Sunday, July 15, 2012

Earth is Our Vessel of Transformation


The World Mother as the Vessel of Our Spiritual Evolution
            When we accept death as a natural, though unknowable, part of life, and re-unite within our own consciousness the cycle of life and death, we begin to glimpse another aspect of the Earth Mother.  Earth becomes the World Mother and we see her archetypal power as a vessel of life.  The womb and its symbols of cup, vessel or container have always been symbolic of the feminine divinities.  The womb is a woman's center of gravity and as such, needs to be valued and its spiritual power released.  The mystery of having a space within, a space from which new life issues, is a metaphor of the process of transformation.  Feminine wisdom is imparted to us through this image of a vessel.  For example, look at the idea of power.  Women’s wombs are metaphors for the fact that we are all really vessels for power to flow through.  Once we stop trying to 'be powerful' and 'hold onto power' as our old masculine, ego-consciousness desires, and start becoming vessels in which power can manifest, perhaps 'powerful' will really come to mean 'full of power' – creative powers.
            When we live in our mantle of furs like Allerleirauh, we take on the life and powers of our ‘animal’ nature.  We reconnect with our instincts, with our wild natures and with our body, which have been raped, demonized and tamed in the name of the patriarchy.  Ask yourself who are your animal guides? What do they have to teach you?  When you dream of an animal, you are being asked to incorporate that instinct.  Or you might pick an animal card from one of the many decks available to help you work out a problem.  Our animal brothers and sisters have always been teachers.  We’ve forgotten to ask them to teach us about life. Like the animals which gave their skins to Allerleirauh’s mantle, we need to honor and listen to the animal instincts, both within ourselves and in the world.  
We make the choice to live in the vessel of Earth’s instinctual life and evolve our consciousness.   For a Father’s Daughter, living in our mantle of furs isn’t easy.  We like to think and plan.  We don’t readily sit in silence and listen to our instincts or understand what our instincts are trying to tell us.  We have to learn to combine our instinct with our intellect, our senses with our intuitions.  So the hard work of naming these instincts and these feelings teaches us what they are meant for and how to choose to follow them or not.  We have to learn to work with our instincts, not repress them.  We need to understand what our instincts are telling us about our lives so that we can make difficult choices based on our inner wisdom and outer logic.
            As Clarissa Pinkola Estes details in her powerful stories in Women Who Run With the Wolves, women have lost our conscious connection to our wild, wolfish selves, the Wild Woman who is our deepest instinctive self.

Wildlife and the Wild Woman are both endangered species.
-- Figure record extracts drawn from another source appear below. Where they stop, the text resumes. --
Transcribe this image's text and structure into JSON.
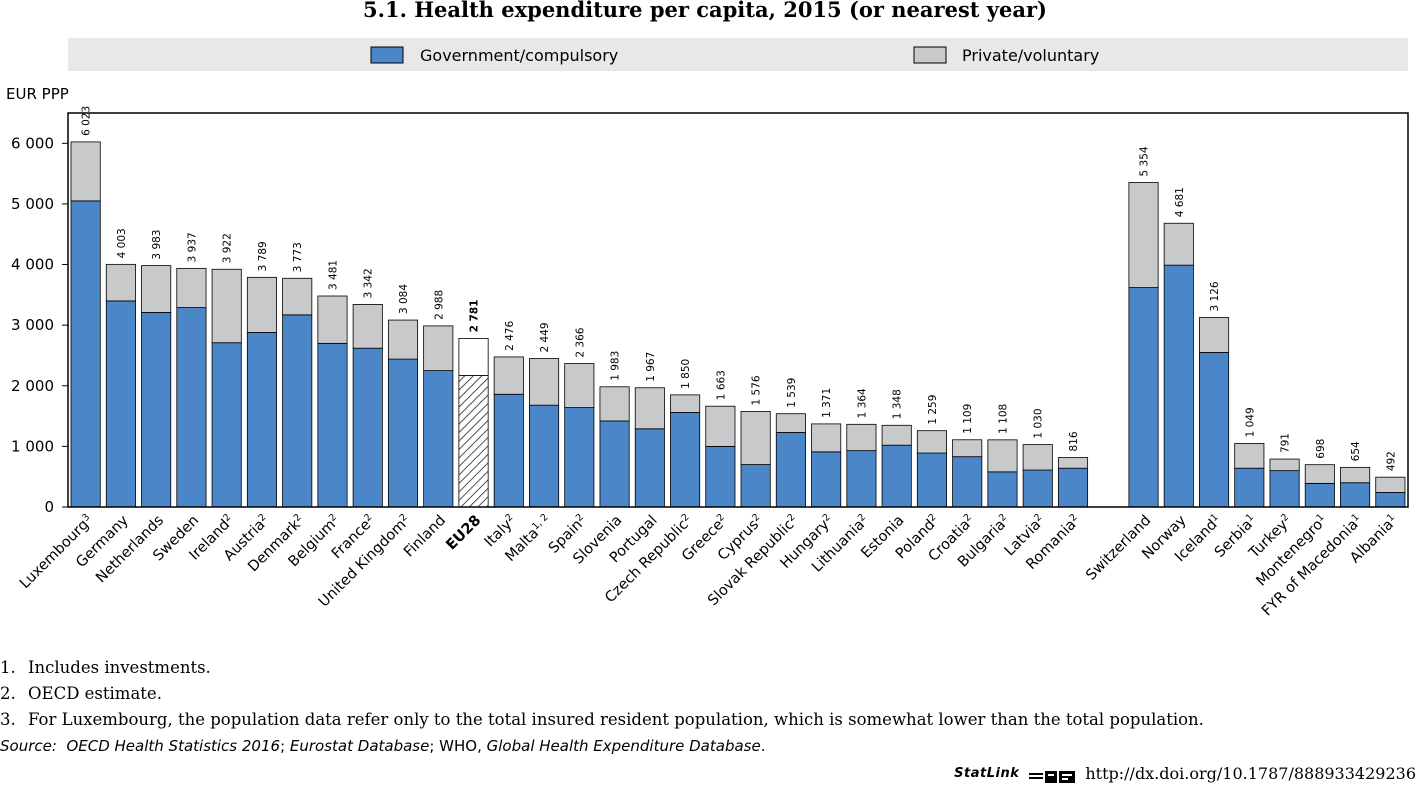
{
  "chart_data": {
    "type": "bar",
    "stacked": true,
    "title": "5.1.  Health expenditure per capita, 2015 (or nearest year)",
    "ylabel": "EUR PPP",
    "ylim": [
      0,
      6500
    ],
    "yticks": [
      0,
      1000,
      2000,
      3000,
      4000,
      5000,
      6000
    ],
    "ytick_labels": [
      "0",
      "1 000",
      "2 000",
      "3 000",
      "4 000",
      "5 000",
      "6 000"
    ],
    "grid": false,
    "legend_position": "top",
    "legend": [
      {
        "name": "Government/compulsory",
        "color": "#4A86C8"
      },
      {
        "name": "Private/voluntary",
        "color": "#C8C9CB"
      }
    ],
    "categories": [
      {
        "name": "Luxembourg",
        "sup": "3",
        "gov": 5050,
        "total": 6023,
        "label": "6 023"
      },
      {
        "name": "Germany",
        "sup": "",
        "gov": 3400,
        "total": 4003,
        "label": "4 003"
      },
      {
        "name": "Netherlands",
        "sup": "",
        "gov": 3210,
        "total": 3983,
        "label": "3 983"
      },
      {
        "name": "Sweden",
        "sup": "",
        "gov": 3290,
        "total": 3937,
        "label": "3 937"
      },
      {
        "name": "Ireland",
        "sup": "2",
        "gov": 2710,
        "total": 3922,
        "label": "3 922"
      },
      {
        "name": "Austria",
        "sup": "2",
        "gov": 2880,
        "total": 3789,
        "label": "3 789"
      },
      {
        "name": "Denmark",
        "sup": "2",
        "gov": 3170,
        "total": 3773,
        "label": "3 773"
      },
      {
        "name": "Belgium",
        "sup": "2",
        "gov": 2700,
        "total": 3481,
        "label": "3 481"
      },
      {
        "name": "France",
        "sup": "2",
        "gov": 2620,
        "total": 3342,
        "label": "3 342"
      },
      {
        "name": "United Kingdom",
        "sup": "2",
        "gov": 2440,
        "total": 3084,
        "label": "3 084"
      },
      {
        "name": "Finland",
        "sup": "",
        "gov": 2250,
        "total": 2988,
        "label": "2 988"
      },
      {
        "name": "EU28",
        "sup": "",
        "gov": 2170,
        "total": 2781,
        "label": "2 781",
        "highlight": true
      },
      {
        "name": "Italy",
        "sup": "2",
        "gov": 1860,
        "total": 2476,
        "label": "2 476"
      },
      {
        "name": "Malta",
        "sup": "1, 2",
        "gov": 1680,
        "total": 2449,
        "label": "2 449"
      },
      {
        "name": "Spain",
        "sup": "2",
        "gov": 1640,
        "total": 2366,
        "label": "2 366"
      },
      {
        "name": "Slovenia",
        "sup": "",
        "gov": 1420,
        "total": 1983,
        "label": "1 983"
      },
      {
        "name": "Portugal",
        "sup": "",
        "gov": 1290,
        "total": 1967,
        "label": "1 967"
      },
      {
        "name": "Czech Republic",
        "sup": "2",
        "gov": 1560,
        "total": 1850,
        "label": "1 850"
      },
      {
        "name": "Greece",
        "sup": "2",
        "gov": 1000,
        "total": 1663,
        "label": "1 663"
      },
      {
        "name": "Cyprus",
        "sup": "2",
        "gov": 700,
        "total": 1576,
        "label": "1 576"
      },
      {
        "name": "Slovak Republic",
        "sup": "2",
        "gov": 1230,
        "total": 1539,
        "label": "1 539"
      },
      {
        "name": "Hungary",
        "sup": "2",
        "gov": 910,
        "total": 1371,
        "label": "1 371"
      },
      {
        "name": "Lithuania",
        "sup": "2",
        "gov": 930,
        "total": 1364,
        "label": "1 364"
      },
      {
        "name": "Estonia",
        "sup": "",
        "gov": 1020,
        "total": 1348,
        "label": "1 348"
      },
      {
        "name": "Poland",
        "sup": "2",
        "gov": 890,
        "total": 1259,
        "label": "1 259"
      },
      {
        "name": "Croatia",
        "sup": "2",
        "gov": 830,
        "total": 1109,
        "label": "1 109"
      },
      {
        "name": "Bulgaria",
        "sup": "2",
        "gov": 580,
        "total": 1108,
        "label": "1 108"
      },
      {
        "name": "Latvia",
        "sup": "2",
        "gov": 610,
        "total": 1030,
        "label": "1 030"
      },
      {
        "name": "Romania",
        "sup": "2",
        "gov": 640,
        "total": 816,
        "label": "816"
      },
      null,
      {
        "name": "Switzerland",
        "sup": "",
        "gov": 3620,
        "total": 5354,
        "label": "5 354"
      },
      {
        "name": "Norway",
        "sup": "",
        "gov": 3990,
        "total": 4681,
        "label": "4 681"
      },
      {
        "name": "Iceland",
        "sup": "1",
        "gov": 2550,
        "total": 3126,
        "label": "3 126"
      },
      {
        "name": "Serbia",
        "sup": "1",
        "gov": 640,
        "total": 1049,
        "label": "1 049"
      },
      {
        "name": "Turkey",
        "sup": "2",
        "gov": 600,
        "total": 791,
        "label": "791"
      },
      {
        "name": "Montenegro",
        "sup": "1",
        "gov": 390,
        "total": 698,
        "label": "698"
      },
      {
        "name": "FYR of Macedonia",
        "sup": "1",
        "gov": 400,
        "total": 654,
        "label": "654"
      },
      {
        "name": "Albania",
        "sup": "1",
        "gov": 240,
        "total": 492,
        "label": "492"
      }
    ]
  },
  "notes": [
    {
      "num": "1.",
      "text": "Includes investments."
    },
    {
      "num": "2.",
      "text": "OECD estimate."
    },
    {
      "num": "3.",
      "text": "For Luxembourg, the population data refer only to the total insured resident population, which is somewhat lower than the total population."
    }
  ],
  "source": {
    "label": "Source:",
    "part1": "OECD Health Statistics 2016",
    "sep1": "; ",
    "part2": "Eurostat Database",
    "sep2": "; WHO, ",
    "part3": "Global Health Expenditure Database",
    "end": "."
  },
  "statlink": {
    "brand": "StatLink",
    "url": "http://dx.doi.org/10.1787/888933429236"
  },
  "colors": {
    "government": "#4A86C8",
    "private": "#C8C9CB",
    "legend_bg": "#E8E8E8"
  }
}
Over time, we have seen the feminine instinctive nature looted, driven back, and overbuilt.  For long periods it has been mismanaged like the wildlife and the wildlands.  For several thousand years, as soon and as often as we turn our backs, it is relegated to the poorest land in the psyche.  The spiritual lands of Wild Woman have, throughout history, been plundered or burnt, dens bulldozed, and natural cycles forced into unnatural rhythms to please others.
. . .
Healthy wolves and healthy women share certain psychic characteristics: keen sensing, playful spirit, and a heightened capacity for devotion.  Wolves and women are relational by nature, inquiring, intensely concerned with their young, their mate and their pack.  They are experienced in adapting to constantly changing circumstances; they are fiercely stalwart and very brave.
Yet both are hounded, harassed, and falsely imputed to be devouring and devious, overly aggressive, of less value than those who are their detractors.  They have been the targets of those who would clean up the wilds as well as the wildish environs of the psyche, extincting the instinctual, and leaving no trace of it behind. 13

            This wild woman archetype is at the root of Allerleirauh’s insistence on wearing the mantle of furs and laboring in it. She knows the psychological truth that it is our wild instinctual nature which has been injured by the Father’s desire to marry her, and which has been injured by her mother’s demand of the king’s promise.  The only way to regain our feminine wisdom and standpoint is to allow the wild energies within us to have their say.  These energies move us to dance, to adorn ourselves with beauty, to take joy in our bodies, to come out and play, activities which until recently were forbidden to women by Western cultural mores and which are still forbidden to women in Islamic countries.  Women are now re-defining ourselves outside the patriarchal conditions that have dominated our self-awareness for millennia.  A rare and talented storyteller, Estes opens up our understanding of the Wild Woman archetype.  Her book is required reading for any wild woman in this stage of transformation.